If approved, the Roundup ban would not affect private use.
Roundup Cancer Concerns
Roundup is one of the most widely used herbicides, which was introduced by Monsanto in the 1970s containing the active ingredient glyphosate. However, concerns have emerged in recent months about the potential link between Roundup and cancer, after the World Health Organization’s International Agency for Research on Cancer (IARC) issued a warning in March about the potential human health side effects of glyphosate.
The IARC declared the chemical a probable carcinogen and linked exposure to a possible risk of Non-Hodgkins Lymphoma, as well as skin cancer, pancreatic cancer, and kidney cancer.
Monsanto has said that the IARC’s conclusions were agenda-driven and based on “junk science,” and has said it is convening its own independent panel to review the cancer risks of Roundup, which is the most widely used weed killer in the world.
Consumer use of Roundup began to skyrocket in the mid 1990s, after Monsanto introduced genetically engineered crops to withstand treatment with Roundup, killing the weeds and not the crops. Genetically modified crops, like corn and soybean, are branded as being “Roundup Ready.”
Some weeds have developed resistance to glyphosate, thus forcing farmers to use higher quantities of Roundup.
The U.S. Geological Survey estimated agricultural use of glyphosate increased drastically from 110 million pounds in 2002, now to more than 283 million pounds in 2012.
The U.S. Environmental Protection Agency (EPA) announced in April that it plans to address the safety concerns of glyphosate during the regular EPA safety review hearing occurring soon. Researchers warn pesticides are commonly detected in the air, food and water near areas that have been sprayed.

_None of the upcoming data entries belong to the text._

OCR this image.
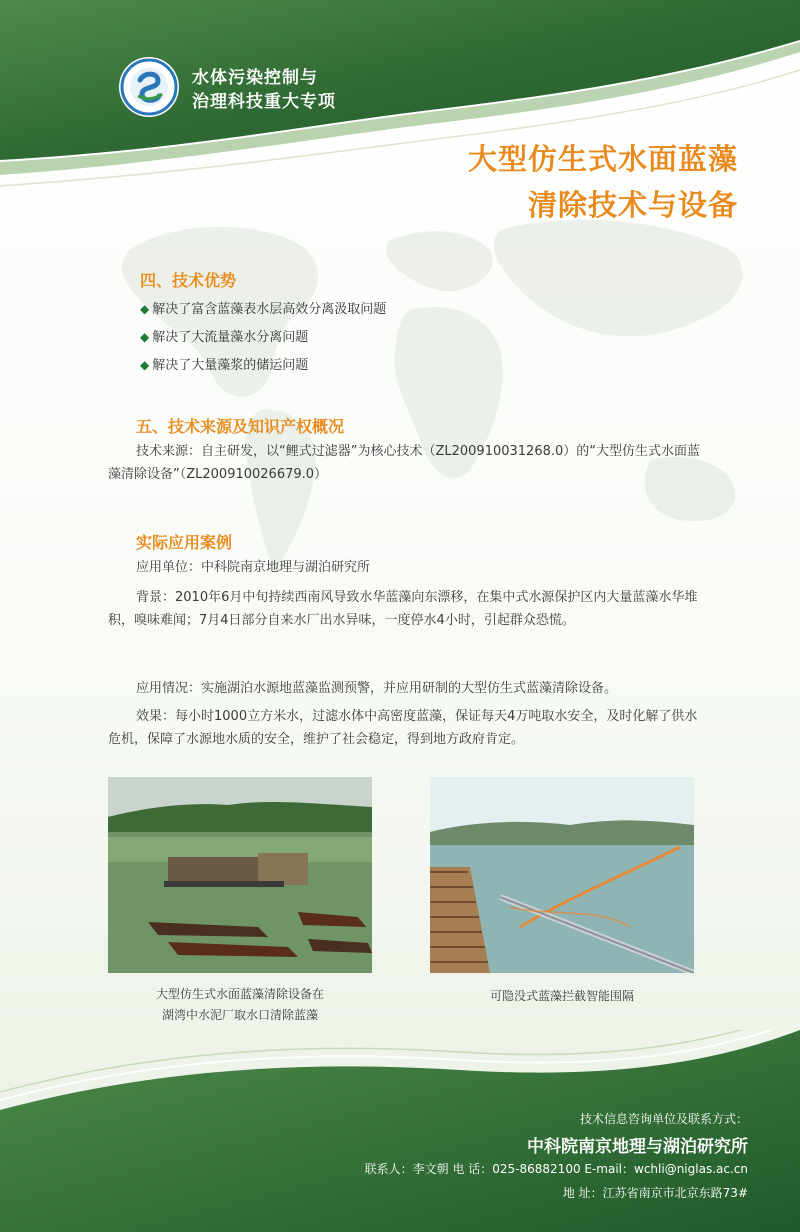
水体污染控制与
治理科技重大专项
大型仿生式水面蓝藻
清除技术与设备
四、技术优势
◆ 解决了富含蓝藻表水层高效分离汲取问题
◆ 解决了大流量藻水分离问题
◆ 解决了大量藻浆的储运问题
五、技术来源及知识产权概况
技术来源：自主研发，以“鲤式过滤器”为核心技术（ZL200910031268.0）的“大型仿生式水面蓝藻清除设备”（ZL200910026679.0）
实际应用案例
应用单位：中科院南京地理与湖泊研究所
背景：2010年6月中旬持续西南风导致水华蓝藻向东漂移，在集中式水源保护区内大量蓝藻水华堆积，嗅味难闻；7月4日部分自来水厂出水异味，一度停水4小时，引起群众恐慌。
应用情况：实施湖泊水源地蓝藻监测预警，并应用研制的大型仿生式蓝藻清除设备。
效果：每小时1000立方米水，过滤水体中高密度蓝藻，保证每天4万吨取水安全，及时化解了供水危机，保障了水源地水质的安全，维护了社会稳定，得到地方政府肯定。
大型仿生式水面蓝藻清除设备在
湖湾中水泥厂取水口清除蓝藻
可隐没式蓝藻拦截智能围隔
技术信息咨询单位及联系方式：
中科院南京地理与湖泊研究所
联系人：李文朝 电 话：025-86882100 E-mail：wchli@niglas.ac.cn
地 址：江苏省南京市北京东路73#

France recently banned the sale of Roundup at garden centers across the country, following the WHO cancer warnings. The ban was enacted in April, and French officials said they plan to ban the use of all pesticides for home-gardening by 2022. The decision was reached one month after the findings of the IARC study were published.
A number of consumers diagnosed with non-Hodgkins lymphoma or other forms of cancer are now considering potential Roundup lawsuits against Monsanto, alleging that inadequate warnings were provided about the potential side effects of the weedkiller.